Nous avons survolé la rivière Chattahoochee et nous revenons vers la zone de parachutage. Le maitre de saut, équipé d'un parachute à ouverture commandée, se trouve près de la porte. Il se tourne vers nous et lance:
-Debout! Accrochez!
Je me dis:" ça y est. Voilà le moment attendu..." Les jours d'entrainement défilent, en éclair dans ma tête. Je revois tous les efforts accomplis pour arriver jusqu'içi et devenir un para.
- Vérifiez votre équipement! ordonne le sous off.
Systématiquement, nous passons en revue notre harnachement, puis celui qui se trouve sur le dos de l'homme devant nous. J'ai très peur. Mais je ne peux pas abandonner maintenant. Je ne pourrais plus regarder mes copains en face, ni mes parents, à la maison.
-Comptez vous!
Le dernier homme du stick, tout au bout, près du poste de pilotage, hurle:
-Douze! ok!
Et il donne une tape sur l'épaule de celui qui le précède, lequel crie:
-Onze! ok!
Une tape... et les réponses arrivent: " dix! ok!, neuf, huit, sept, accompagnées de la tape, jusqu'au numéro un qui se tient tout près de la porte ouverte.
Le maître de saut aboie:
- Debout, à la porte! serrez!...
Le numéro un pivote et se trouve dans l'encadrement de la porte. Il place les mains de chaque côté de l'ouverture et étend son pied gauche en avant. Le numéro deux fait glisser son pied droit contre le pied droit de son chef de file et tend en avant, comme l'autre, son pied gauche. Ainsi, à peine le numéro un sauté, le numéro deux n'aura qu'a pivoter et il se trouvera en position de départ, prêt à gicler dès que le maitre de saut lui en donnera le signal: "go!" accompagné d'un coup du tranchant de la main sur le mollet. Alors il plongera en tournant, en même temps, à gauche, vers l'arrière de l'avion.
Maintenant le maître de saut s'agenouille à droite de la porte et regarde vers la terre.
-ça av, pour tous? hurle-t-il.
Nous gueulons en choeur:
-Ouais!
Le sous-off donne la tape sur le mollet du numéro un qui part comme un boulet. Sa SOA claque, se raidit, vibre, telle une corde d'un pendu au gibet. Le numéro deux pivote à droite, se place d'un coup sec dans l'encadrement de la porte.
-Go!
La tape. Le numéro deux a disparu.
Les hommes avancent en file, pied gauche en avant, tirant le pied droit derrière, car nous ne devons jamais croiser les jambes. Le suivant à sauté, puis un autre. La portière approche. J'entends le vent siffler par l'ouverture et je vois les SOA tendues entre le câble d'ancrage en acier et le cadre de la porte. Il y a à peine quelques secondes que le numéro un a sauté et nous avançons toujours, trainant nos semelles.
"Qu'est ce que je fout içi?... je devrais me faire éxaminer la tête..."
L'homme devant moi pivote dans l'encadrement. Automatiquement je prends la place du second. Ma bouche devient toute sèche. Je sent un frisson me parcourir, tandis que le vent frappe mon treillis trempé de sueur.
"Il est encore temps d'abandonner, de signer la feuille de route et d'aller chez les MP's..."

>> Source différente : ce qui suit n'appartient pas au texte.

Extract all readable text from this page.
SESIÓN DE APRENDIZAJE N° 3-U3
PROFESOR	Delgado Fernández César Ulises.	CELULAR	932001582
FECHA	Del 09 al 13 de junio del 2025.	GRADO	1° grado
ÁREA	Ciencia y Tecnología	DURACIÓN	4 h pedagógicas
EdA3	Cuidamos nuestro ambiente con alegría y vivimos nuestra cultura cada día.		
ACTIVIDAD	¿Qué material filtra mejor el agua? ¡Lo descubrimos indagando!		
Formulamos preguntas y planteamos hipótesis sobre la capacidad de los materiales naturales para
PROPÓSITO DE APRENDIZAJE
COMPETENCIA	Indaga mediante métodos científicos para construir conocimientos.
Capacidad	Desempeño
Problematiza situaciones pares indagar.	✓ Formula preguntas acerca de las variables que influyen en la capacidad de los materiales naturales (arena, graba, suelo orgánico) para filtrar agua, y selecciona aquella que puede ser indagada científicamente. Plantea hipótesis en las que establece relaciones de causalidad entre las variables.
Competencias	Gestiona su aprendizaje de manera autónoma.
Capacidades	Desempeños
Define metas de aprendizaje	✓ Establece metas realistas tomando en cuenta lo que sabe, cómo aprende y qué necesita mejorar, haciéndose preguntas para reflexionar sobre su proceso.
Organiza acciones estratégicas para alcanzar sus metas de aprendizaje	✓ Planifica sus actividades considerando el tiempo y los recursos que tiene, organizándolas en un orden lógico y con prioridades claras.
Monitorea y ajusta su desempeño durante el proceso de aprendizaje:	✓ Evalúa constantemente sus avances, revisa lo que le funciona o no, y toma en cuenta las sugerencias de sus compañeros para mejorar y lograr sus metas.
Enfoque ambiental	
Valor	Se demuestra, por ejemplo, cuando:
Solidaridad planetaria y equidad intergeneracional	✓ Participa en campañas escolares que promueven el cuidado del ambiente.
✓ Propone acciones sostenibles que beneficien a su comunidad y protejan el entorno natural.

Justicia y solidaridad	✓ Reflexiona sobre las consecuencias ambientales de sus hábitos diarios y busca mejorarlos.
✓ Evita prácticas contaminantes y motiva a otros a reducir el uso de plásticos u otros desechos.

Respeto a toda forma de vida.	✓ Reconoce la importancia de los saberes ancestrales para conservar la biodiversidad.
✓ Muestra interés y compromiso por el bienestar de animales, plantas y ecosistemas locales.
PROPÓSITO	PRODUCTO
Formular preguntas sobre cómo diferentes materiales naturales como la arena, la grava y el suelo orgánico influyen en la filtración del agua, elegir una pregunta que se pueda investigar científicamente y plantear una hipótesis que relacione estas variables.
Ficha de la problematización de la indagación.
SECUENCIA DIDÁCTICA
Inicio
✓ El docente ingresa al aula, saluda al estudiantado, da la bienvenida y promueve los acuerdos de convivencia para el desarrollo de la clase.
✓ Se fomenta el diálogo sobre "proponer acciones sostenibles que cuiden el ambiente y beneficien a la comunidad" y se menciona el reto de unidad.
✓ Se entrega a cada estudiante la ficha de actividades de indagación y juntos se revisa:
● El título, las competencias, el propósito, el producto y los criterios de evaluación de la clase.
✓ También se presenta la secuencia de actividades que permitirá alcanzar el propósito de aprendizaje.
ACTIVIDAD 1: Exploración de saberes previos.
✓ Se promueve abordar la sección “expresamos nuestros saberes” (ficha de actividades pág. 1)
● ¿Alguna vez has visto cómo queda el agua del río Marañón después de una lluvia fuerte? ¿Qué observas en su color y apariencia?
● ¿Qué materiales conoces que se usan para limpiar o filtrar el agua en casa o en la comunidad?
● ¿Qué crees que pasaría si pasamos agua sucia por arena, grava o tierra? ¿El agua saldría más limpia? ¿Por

Mais l'homme devant moi a sauté. Je me trouve à la porte. Toutes les recommandations du moniteur, au sol, me reviennent aux oreilles, très nettement: " Les doigts à l'extérieur de la porte... Ne regarder pas en bas, fixer l'horizon..."
Un léger coup derrière la jambe droite. Mon corps se détend comme un ressort d'acier, tout droit, dans le néant.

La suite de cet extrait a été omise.